Avtovaz, controlled by Renault and located on the Volga, continues to pay wages, but has reduced the working week to four days. Avtotor, which assembles BMW and Kia in Kaliningrad, also pays reduced wages and, just in case, has allocated workers 1000 m plots2 to plant vegetables. In early summer, production resumed, but on a reduced scale. While South Korea has not imposed sanctions, Kia wants to ensure that auto components sent to Kaliningrad do not trigger secondary sanctions from the United States. Still, the factory owner finds potential advantage in the penalties. It plans to launch sovereign production of electric cars and phase out internal combustion vehicles by 2024.

This optimism is not shared by a worker at the Volkswagen factory in Nizhny Novgorod who told local media that he buys the bare necessities and has had to cancel a vacation by the sea. With a mortgage to pay, he s worries as I remember life in the Soviet Union where work was guaranteed, so were vacations and, later, pensions. But, he admits, he could not then dream of the abundance and variety of goods brought about by the consumer society.

Tikhvin

A few days ago, I traveled to Tikhvin, an old city of 56,000 inhabitants, some 200 km east of Saint Petersburg. I went there to visit the birthplace, now a museum, of Nikolai Rimsky-Korsakov, a famous classical composer who often used Russian folk motifs in his works. However, beyond the tranquility of the museum, the city lives in anxiety. The 8,000 workers at the local railway rolling stock company expect job losses due to the disappearance of American parts for the production of cassette ball bearings. So far, the factory pays the workers, but they fear the worst. Another shock: the closure of a local factory that made furniture for IKEA. Some workers go for odd jobs, such as repairing dachas (country houses). Others hope to collect and sell mushrooms and berries.

The government remains firmly committed to private enterprise. Calls for the nationalization of key industries are falling on deaf ears, with Putin professing faith in the capitalist system and deregulation.

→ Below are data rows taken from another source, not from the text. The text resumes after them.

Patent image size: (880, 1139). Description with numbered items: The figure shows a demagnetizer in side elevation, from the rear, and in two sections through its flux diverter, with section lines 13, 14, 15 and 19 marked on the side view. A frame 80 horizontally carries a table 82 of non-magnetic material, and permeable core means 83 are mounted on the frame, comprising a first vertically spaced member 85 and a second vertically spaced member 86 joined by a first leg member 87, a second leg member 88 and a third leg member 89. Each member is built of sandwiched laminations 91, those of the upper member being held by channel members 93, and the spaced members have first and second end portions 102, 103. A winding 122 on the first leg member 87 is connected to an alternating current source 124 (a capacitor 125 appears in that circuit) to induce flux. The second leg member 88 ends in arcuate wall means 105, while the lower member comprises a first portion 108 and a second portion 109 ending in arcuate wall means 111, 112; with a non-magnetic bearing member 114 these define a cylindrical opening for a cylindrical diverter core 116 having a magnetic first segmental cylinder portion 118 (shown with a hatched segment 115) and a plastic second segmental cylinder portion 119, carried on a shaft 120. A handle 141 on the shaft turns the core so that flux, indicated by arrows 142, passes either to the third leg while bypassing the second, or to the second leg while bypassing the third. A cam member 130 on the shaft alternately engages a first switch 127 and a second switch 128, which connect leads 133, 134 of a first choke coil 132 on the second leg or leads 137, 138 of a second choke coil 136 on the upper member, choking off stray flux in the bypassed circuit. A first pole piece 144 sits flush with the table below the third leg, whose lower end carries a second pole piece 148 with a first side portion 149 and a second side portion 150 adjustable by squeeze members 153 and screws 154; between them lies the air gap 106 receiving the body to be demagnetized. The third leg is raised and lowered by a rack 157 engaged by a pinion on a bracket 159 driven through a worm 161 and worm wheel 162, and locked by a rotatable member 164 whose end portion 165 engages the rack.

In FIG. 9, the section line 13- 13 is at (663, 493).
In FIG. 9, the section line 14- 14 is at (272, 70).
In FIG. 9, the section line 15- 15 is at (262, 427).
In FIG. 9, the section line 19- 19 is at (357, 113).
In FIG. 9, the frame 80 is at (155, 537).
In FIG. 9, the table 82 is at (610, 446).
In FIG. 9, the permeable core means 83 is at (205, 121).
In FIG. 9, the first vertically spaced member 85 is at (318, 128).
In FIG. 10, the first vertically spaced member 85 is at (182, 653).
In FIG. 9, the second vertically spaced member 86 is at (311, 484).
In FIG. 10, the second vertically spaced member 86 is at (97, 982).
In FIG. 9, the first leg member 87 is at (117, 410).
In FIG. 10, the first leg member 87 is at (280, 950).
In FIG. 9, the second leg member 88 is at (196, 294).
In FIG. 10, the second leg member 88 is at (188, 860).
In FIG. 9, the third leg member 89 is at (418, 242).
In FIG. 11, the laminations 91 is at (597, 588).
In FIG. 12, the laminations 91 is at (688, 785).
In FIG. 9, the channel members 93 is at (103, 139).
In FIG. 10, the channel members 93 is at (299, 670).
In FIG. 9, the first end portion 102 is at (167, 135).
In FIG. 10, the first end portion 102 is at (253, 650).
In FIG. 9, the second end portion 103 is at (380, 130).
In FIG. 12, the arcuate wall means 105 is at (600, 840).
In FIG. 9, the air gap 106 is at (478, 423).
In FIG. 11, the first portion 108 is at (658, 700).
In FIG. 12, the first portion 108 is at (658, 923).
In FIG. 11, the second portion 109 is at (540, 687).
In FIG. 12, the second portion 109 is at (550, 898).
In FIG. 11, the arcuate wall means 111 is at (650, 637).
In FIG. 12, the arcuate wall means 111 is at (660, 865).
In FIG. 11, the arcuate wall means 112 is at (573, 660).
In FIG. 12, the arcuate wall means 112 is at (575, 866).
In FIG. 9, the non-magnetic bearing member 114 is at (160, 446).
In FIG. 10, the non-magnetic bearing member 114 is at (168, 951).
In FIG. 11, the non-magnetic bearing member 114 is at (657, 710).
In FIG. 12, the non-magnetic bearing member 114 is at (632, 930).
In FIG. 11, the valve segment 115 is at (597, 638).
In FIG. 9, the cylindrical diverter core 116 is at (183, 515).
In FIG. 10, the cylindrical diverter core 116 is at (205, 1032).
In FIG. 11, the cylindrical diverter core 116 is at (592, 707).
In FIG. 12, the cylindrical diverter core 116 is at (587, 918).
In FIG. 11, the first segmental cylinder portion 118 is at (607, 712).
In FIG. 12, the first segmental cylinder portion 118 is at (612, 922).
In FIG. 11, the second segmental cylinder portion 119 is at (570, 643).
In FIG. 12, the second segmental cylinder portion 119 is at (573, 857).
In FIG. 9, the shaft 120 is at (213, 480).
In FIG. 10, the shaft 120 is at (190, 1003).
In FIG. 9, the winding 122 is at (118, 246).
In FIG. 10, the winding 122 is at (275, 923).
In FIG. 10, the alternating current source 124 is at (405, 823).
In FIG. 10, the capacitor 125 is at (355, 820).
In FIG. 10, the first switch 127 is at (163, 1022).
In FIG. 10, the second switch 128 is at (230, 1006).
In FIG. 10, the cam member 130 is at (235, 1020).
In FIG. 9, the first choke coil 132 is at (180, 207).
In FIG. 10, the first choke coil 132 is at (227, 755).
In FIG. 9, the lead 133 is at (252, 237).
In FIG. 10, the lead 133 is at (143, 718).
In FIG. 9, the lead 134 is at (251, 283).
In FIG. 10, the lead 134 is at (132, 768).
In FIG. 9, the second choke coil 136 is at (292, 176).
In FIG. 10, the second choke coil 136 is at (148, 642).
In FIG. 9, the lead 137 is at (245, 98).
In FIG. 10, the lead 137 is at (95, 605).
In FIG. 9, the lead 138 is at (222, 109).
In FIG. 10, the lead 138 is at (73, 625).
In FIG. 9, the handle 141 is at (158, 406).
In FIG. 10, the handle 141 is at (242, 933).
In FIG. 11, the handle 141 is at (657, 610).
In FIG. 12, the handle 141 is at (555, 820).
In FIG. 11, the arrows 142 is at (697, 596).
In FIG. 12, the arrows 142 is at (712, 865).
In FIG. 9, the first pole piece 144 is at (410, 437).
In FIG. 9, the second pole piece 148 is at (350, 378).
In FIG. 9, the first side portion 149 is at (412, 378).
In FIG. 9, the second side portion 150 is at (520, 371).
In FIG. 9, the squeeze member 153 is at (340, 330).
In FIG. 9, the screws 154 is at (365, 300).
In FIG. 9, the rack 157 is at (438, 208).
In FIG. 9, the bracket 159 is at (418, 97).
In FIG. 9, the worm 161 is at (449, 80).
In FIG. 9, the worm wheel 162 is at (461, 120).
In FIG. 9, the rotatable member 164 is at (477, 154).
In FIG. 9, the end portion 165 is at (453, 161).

A law abolishing certain rights stipulated in the Labor Code has just been adopted. The union activists I have spoken with fear the worsening of economic injustice in a country where progressive taxation does not exist and personal income tax is 13% for all. As a result, workers are organizing. Recently, in the Urals, the delivery men of Ozon, the internet giant whose name and economic model are inspired by Amazon, won their case by threatening a strike when the management, invoking “the crisis”, wanted to halve their remuneration (currently 80 rubles, or about $1.80 per item delivered).

The effects of Western sanctions are being felt by the most vulnerable, whether in Russia or in Asia and Africa, who are facing a food crisis. In the West, many expect public discontent to force the government to withdraw from Ukraine. Such political goals, while inflicting suffering on their people, have never been achieved, even in small countries. We will see if the sanctions will force the hand of the government in a country of 147 million inhabitants spread over 11 time zones, but which, unlike Cuba or North Korea, has no unifying ideology.